Key Concepts Summary

  • A file descriptor is a small integer indexing into a per-process table maintained by the kernel. Everything you read, write, or send goes through an fd.
  • fd 0, 1, 2 are stdin, stdout, stderr by convention — every Unix program assumes it.
  • Redirection operators rearrange the fd table before exec. >, <, >>, 2>, 2>&1, | are all shell-side reshuffles, not something the target program knows about.
  • Order matters with 2>&1. It is a snapshot of where fd 1 points at that moment.
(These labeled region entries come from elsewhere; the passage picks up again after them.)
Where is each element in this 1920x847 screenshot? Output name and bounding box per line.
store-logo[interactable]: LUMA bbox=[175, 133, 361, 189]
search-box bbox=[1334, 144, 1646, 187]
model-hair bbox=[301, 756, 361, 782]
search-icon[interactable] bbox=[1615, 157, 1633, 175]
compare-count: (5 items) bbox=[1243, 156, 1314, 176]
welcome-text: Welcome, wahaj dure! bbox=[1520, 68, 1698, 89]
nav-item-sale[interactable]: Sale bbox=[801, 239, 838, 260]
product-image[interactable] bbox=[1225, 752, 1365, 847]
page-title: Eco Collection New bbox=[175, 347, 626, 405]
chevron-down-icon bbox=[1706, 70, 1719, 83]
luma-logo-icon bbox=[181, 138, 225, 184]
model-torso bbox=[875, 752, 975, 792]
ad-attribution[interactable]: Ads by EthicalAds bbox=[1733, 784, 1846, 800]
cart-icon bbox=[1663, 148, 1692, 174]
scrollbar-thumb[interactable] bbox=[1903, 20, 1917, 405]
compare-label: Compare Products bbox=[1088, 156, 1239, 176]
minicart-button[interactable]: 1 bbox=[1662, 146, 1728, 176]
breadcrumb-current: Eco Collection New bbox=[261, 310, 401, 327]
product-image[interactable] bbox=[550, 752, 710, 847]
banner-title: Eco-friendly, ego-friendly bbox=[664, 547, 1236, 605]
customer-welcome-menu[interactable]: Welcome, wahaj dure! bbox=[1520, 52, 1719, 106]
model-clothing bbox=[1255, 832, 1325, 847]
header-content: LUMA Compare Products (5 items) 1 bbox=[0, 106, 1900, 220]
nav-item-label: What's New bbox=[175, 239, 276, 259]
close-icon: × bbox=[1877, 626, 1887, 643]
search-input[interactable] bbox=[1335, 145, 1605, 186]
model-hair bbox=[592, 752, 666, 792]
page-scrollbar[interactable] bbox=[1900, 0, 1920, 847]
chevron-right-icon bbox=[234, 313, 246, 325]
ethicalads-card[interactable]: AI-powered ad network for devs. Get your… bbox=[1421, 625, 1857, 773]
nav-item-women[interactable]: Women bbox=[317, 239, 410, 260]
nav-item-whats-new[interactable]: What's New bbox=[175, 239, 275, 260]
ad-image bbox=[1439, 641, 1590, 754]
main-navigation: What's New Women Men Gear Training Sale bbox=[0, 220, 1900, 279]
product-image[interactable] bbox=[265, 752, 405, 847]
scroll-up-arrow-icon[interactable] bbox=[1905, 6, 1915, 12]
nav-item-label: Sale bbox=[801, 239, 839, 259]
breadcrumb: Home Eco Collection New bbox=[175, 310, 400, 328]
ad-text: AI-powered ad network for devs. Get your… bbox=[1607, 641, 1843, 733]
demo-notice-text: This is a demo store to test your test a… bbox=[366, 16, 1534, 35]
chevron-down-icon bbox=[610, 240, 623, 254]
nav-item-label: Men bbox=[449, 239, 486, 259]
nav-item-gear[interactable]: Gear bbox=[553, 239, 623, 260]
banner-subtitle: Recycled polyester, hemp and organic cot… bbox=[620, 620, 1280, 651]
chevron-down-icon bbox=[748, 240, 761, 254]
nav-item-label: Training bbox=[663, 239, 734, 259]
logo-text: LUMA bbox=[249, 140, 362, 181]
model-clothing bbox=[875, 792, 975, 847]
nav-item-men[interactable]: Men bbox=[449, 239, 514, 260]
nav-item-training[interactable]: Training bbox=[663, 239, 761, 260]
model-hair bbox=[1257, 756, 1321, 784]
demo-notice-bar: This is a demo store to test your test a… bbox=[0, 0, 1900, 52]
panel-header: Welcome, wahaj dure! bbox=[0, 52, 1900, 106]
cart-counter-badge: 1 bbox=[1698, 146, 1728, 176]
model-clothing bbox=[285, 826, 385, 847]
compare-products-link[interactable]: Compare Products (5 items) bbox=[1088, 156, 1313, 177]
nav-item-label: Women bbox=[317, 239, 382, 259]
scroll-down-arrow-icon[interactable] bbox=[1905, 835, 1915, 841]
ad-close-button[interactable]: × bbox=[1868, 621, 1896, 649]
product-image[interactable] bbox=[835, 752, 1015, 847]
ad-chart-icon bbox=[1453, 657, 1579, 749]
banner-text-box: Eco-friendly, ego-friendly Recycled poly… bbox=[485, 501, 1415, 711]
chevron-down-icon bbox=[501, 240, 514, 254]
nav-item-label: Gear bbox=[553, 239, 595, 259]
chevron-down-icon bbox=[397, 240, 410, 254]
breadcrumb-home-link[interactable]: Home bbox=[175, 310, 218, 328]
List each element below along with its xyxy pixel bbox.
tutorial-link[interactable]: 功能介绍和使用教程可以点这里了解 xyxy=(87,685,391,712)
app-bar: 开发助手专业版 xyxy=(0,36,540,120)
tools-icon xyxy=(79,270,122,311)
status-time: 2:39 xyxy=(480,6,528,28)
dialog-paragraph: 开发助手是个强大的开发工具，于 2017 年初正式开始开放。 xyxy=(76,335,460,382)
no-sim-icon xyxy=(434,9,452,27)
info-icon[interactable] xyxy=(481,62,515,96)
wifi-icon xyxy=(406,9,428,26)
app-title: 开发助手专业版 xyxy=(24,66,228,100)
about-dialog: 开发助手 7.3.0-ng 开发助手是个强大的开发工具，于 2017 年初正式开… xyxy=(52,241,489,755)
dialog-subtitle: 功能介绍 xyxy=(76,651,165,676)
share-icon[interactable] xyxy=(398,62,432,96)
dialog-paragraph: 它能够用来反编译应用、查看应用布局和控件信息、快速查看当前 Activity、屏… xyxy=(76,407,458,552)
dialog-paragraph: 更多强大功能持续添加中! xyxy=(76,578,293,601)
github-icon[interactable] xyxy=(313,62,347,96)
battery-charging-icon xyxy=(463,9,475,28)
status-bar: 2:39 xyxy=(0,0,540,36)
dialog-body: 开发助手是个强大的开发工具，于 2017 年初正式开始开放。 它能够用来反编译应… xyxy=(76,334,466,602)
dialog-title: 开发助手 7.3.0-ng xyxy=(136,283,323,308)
Put 2>&1 after the stdout redirection.
  • A pipe is two fds around an in-memory buffer. Pipes run the two commands in parallel with kernel-managed backpressure.
  • tee splits a stream; process substitution makes commands look like files. Both are powerful and underused.
  • exec without a command rewires the current shell's fds. Good for logging installers and daemon-style scripts.
  • File descriptor leaks are usually visible in /proc/[pid]/fd. Watch the count over time under load.
  • lsof + ss + /proc/[pid]/fd are the core fd debugging tools. Every "who has this file open" or "why is this port in use" question has an answer in one of them.

Common Mistakes

  • Writing cmd 2>&1 > file when you mean cmd > file 2>&1. The wrong order sends stderr to the terminal and only stdout to the file.
  • Running a pipeline and then asking "why do I not see the error from the first command?" The pipe only carries stdout — use |& or 2>&1 | to include stderr.
  • Using > file to write to a root-owned file with sudo: sudo cmd > /etc/x runs the redirection as you, not as root. Use cmd | sudo tee /etc/x > /dev/null instead.
  • Forgetting that > file truncates the file immediately, even before the command runs. command-that-fails > important.log will leave you with an empty important.log.
  • Thinking ls | grep foo is faster than ls -l | grep foo | awk ... because "it is simpler." Pipes cost essentially nothing — the kernel handles them efficiently. Chain as many stages as clarity requires.
  • Using for f in $(ls) and getting bitten by filenames with spaces. find with -print0 and xargs -0, or for f in *, or reading a null-delimited stream, all avoid this.
  • Leaking file descriptors in long-running programs. Every language has a defer close, try-with-resources, or with block; use them.
  • Not realizing /dev/fd/N is how bash exposes pipes as paths for process substitution. It is a kernel symlink trick, not magic.
  • Using heredocs with <<EOF and then being surprised $VARIABLE expanded. Quote the delimiter (<<'EOF') to suppress expansion.

KNOWLEDGE CHECK

You run `./my_script.sh > all.log 2>&1 | less`. The script prints to both stdout and stderr. What does `less` actually see, and what ends up in all.log?